Prefix expressing negation or absence

An alpha privative or, rarely, privative a (from Latin alpha prīvātīvum, from Ancient Greek α στερητικόν) is the prefix a- or an- (before vowels) that is used in Indo-European languages such as Sanskrit and Greek and in words borrowed therefrom to express negation or absence, for example the English words of Greek origin atypical, anesthetic, and analgesic, as well as the English word of Sanskrit origin ahimsa (ahinsa).

It is derived from a Proto-Indo-European syllabic nasal n̥-, the zero ablaut grade of the negation ne, i.e. /n/ used as a vowel. For this reason, it usually appears as an- before vowels (e.g. an-alphabetism, an-esthesia, an-archy). It shares the same root with the Greek prefix nē- or ne-, in Greek νη- or νε-, that is also privative (e.g. ne-penthe).

It is not to be confused with, among other things, an alpha copulative (e.g. a-delphós) or the prefix an- (i.e. the preposition aná with ecthlipsis or elision of its final vowel before a following vowel; e.g. an-ode).

==Cognates==

===Sanskrit===
The same prefix appears in Sanskrit, also as a- before consonants; and an- before vowels (written अ and अन्, respectively in Devanagari).

===Latin===
In Latin, the cognate prefix is in-, which leaves its traces in English words like invisible and inaccessible, and in its assimilated form in words like irresistible, irrelevant, irresponsible, illegitimate, illegal, illiterate. The prepositional prefix in- is unrelated.

===Germanic languages===
In English and other West Germanic languages, the cognate is un- (or on-).

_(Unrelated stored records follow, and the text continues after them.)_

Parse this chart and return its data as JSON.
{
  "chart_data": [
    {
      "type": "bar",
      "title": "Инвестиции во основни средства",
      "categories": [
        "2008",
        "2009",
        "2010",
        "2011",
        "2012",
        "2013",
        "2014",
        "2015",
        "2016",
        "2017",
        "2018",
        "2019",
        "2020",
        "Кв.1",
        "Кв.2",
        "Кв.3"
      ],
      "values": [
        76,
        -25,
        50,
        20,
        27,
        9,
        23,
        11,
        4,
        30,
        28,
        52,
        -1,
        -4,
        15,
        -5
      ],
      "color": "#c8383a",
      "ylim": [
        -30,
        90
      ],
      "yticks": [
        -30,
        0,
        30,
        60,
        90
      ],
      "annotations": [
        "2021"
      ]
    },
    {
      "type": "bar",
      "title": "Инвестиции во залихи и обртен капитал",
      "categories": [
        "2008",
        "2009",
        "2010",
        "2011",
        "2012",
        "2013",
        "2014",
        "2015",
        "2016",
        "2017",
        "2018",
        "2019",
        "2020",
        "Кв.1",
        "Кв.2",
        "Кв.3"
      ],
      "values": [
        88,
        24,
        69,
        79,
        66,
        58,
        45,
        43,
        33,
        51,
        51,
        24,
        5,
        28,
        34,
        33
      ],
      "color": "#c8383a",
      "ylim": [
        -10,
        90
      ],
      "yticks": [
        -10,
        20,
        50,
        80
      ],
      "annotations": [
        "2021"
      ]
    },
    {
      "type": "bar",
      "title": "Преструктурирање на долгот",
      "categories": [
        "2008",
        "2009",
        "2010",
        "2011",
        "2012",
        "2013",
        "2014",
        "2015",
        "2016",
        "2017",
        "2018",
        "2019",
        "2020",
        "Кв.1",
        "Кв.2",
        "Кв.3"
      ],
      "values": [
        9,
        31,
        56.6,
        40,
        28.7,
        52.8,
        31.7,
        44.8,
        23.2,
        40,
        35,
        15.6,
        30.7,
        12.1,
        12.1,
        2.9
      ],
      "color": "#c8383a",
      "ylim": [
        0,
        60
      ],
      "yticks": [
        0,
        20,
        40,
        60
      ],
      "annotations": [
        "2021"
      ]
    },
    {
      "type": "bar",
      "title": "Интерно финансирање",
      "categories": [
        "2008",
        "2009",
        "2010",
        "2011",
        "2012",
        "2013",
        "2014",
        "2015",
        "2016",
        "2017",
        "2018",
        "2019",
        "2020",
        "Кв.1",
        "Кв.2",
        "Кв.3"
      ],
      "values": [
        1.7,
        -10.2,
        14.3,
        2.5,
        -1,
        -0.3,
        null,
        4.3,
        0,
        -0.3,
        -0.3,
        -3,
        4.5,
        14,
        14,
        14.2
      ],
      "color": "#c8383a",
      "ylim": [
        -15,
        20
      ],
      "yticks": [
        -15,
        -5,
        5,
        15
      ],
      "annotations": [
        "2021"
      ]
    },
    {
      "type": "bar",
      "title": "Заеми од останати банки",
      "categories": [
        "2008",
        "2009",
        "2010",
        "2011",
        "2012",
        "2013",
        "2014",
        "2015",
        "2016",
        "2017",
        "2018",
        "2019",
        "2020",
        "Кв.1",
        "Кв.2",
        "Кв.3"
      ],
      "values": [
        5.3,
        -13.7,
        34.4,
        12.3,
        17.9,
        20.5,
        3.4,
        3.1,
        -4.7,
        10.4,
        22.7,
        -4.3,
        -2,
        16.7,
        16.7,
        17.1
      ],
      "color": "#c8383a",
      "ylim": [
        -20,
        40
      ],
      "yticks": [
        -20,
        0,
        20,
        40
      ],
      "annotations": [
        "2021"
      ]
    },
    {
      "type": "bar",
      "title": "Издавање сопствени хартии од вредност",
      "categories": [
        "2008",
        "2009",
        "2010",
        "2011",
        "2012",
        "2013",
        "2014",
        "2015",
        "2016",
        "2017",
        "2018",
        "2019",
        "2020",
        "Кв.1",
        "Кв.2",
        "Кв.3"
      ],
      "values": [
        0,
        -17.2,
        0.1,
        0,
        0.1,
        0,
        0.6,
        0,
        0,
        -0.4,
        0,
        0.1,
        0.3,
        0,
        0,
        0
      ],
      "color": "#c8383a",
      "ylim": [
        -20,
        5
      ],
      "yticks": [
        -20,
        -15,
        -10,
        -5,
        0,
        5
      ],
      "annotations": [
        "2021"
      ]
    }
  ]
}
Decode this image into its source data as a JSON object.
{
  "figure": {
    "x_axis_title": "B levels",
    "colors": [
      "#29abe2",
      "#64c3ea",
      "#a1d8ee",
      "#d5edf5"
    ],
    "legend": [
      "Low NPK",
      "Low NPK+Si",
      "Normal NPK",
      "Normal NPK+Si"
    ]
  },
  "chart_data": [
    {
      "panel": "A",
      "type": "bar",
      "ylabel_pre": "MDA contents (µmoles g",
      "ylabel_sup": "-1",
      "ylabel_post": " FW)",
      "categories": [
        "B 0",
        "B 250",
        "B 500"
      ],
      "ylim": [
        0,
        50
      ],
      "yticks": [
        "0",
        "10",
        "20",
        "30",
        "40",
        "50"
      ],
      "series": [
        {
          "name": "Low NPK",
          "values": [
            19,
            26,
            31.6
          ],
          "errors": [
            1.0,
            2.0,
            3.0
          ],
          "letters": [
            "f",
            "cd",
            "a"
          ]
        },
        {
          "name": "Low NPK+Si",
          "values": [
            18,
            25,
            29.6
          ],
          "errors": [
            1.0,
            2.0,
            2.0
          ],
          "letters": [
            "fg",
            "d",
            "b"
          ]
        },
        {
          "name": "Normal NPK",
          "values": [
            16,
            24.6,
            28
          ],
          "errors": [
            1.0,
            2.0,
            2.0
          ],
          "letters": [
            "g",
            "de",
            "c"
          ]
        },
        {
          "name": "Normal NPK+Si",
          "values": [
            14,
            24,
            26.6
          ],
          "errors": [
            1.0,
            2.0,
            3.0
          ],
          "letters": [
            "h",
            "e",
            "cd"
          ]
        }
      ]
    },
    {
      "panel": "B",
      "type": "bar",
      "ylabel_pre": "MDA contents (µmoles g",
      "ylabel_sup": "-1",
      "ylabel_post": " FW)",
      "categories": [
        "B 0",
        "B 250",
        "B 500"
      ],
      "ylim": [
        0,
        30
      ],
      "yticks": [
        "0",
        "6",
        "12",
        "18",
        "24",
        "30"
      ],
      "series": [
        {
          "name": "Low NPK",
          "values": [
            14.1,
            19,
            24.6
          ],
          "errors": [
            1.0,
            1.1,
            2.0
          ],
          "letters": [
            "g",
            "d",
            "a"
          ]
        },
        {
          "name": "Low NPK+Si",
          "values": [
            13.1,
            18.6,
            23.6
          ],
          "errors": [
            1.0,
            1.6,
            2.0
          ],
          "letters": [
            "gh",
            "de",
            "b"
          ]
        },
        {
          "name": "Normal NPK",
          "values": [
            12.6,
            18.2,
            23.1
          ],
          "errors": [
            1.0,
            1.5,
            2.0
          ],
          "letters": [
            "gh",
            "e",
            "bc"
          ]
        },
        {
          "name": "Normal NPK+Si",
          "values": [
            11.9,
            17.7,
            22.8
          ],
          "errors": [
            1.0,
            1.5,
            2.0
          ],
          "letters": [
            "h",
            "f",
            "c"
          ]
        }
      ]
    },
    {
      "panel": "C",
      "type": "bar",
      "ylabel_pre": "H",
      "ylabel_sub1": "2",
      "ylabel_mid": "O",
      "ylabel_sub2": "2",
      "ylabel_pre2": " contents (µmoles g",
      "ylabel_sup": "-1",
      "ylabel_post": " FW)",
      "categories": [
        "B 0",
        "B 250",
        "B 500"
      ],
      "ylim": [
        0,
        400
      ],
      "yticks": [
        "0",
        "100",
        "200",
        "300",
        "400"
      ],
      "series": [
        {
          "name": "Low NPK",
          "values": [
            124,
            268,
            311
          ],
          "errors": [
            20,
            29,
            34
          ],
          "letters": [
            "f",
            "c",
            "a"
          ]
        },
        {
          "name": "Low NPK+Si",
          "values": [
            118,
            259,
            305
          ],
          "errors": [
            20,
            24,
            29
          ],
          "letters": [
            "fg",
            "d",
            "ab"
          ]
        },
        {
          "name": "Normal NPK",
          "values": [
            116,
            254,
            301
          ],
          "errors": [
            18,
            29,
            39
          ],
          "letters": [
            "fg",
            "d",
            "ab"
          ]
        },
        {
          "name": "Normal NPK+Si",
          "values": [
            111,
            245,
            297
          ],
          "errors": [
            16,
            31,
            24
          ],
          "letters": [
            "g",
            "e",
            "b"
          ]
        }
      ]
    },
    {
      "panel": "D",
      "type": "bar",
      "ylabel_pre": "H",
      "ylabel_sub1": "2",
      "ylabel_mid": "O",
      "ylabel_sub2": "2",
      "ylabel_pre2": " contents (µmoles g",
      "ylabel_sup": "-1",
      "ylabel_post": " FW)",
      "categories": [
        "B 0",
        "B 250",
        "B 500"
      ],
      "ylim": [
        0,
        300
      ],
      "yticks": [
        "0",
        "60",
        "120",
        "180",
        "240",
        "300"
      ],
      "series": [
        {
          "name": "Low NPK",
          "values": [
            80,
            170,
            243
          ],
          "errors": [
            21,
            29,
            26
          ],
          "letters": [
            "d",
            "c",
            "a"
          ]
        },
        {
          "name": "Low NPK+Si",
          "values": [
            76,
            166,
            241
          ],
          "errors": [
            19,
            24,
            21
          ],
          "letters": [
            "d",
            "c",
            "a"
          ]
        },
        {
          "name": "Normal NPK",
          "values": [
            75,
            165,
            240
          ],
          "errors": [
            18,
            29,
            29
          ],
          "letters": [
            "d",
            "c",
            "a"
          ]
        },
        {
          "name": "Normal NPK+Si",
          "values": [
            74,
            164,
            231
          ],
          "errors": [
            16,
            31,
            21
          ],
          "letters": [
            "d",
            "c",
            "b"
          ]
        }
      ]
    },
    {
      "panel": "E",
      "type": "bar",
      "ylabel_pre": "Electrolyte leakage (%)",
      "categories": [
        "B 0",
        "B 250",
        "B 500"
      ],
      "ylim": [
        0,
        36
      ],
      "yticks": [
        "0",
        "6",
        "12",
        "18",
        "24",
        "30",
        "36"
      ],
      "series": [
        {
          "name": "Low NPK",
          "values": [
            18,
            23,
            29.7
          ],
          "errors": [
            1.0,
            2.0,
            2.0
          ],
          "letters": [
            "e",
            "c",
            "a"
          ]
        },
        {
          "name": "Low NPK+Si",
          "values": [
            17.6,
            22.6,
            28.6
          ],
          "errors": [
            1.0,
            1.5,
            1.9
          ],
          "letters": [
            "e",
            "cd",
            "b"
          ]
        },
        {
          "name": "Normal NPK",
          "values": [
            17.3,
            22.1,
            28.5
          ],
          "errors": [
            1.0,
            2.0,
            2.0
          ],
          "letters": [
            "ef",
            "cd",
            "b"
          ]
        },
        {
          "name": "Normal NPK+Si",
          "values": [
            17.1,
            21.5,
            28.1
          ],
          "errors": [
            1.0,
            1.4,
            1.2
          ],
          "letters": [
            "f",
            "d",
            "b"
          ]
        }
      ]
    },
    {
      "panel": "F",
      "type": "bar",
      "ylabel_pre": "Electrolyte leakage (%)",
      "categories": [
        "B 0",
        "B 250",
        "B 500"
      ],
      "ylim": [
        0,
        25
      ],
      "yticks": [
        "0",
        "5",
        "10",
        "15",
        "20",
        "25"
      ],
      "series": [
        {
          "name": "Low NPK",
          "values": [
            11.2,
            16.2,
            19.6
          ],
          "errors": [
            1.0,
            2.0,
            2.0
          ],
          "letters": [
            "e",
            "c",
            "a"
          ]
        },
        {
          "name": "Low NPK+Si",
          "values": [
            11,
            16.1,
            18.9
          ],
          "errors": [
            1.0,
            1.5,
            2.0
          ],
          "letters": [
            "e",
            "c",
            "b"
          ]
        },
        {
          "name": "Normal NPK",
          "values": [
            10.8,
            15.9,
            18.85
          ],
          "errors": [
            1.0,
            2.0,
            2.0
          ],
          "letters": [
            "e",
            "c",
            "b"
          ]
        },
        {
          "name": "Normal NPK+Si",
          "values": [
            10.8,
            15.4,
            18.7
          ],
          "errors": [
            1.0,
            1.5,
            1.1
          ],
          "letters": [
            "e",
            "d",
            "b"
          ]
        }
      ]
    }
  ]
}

In North Germanic languages, the -n- has disappeared and Old Norse has ú- (e.g. ú-dáins-akr), Danish and Norwegian have u-, whereas Swedish uses o- (pronounced [u]), and Icelandic and Faroese use the related ó-.

==Homonym==
The prefix ἁ- ha- (also ἀ- a- from psilosis), copulative a, is nearly homonymous with privative a, but originates from Proto-Indo-European sm̥.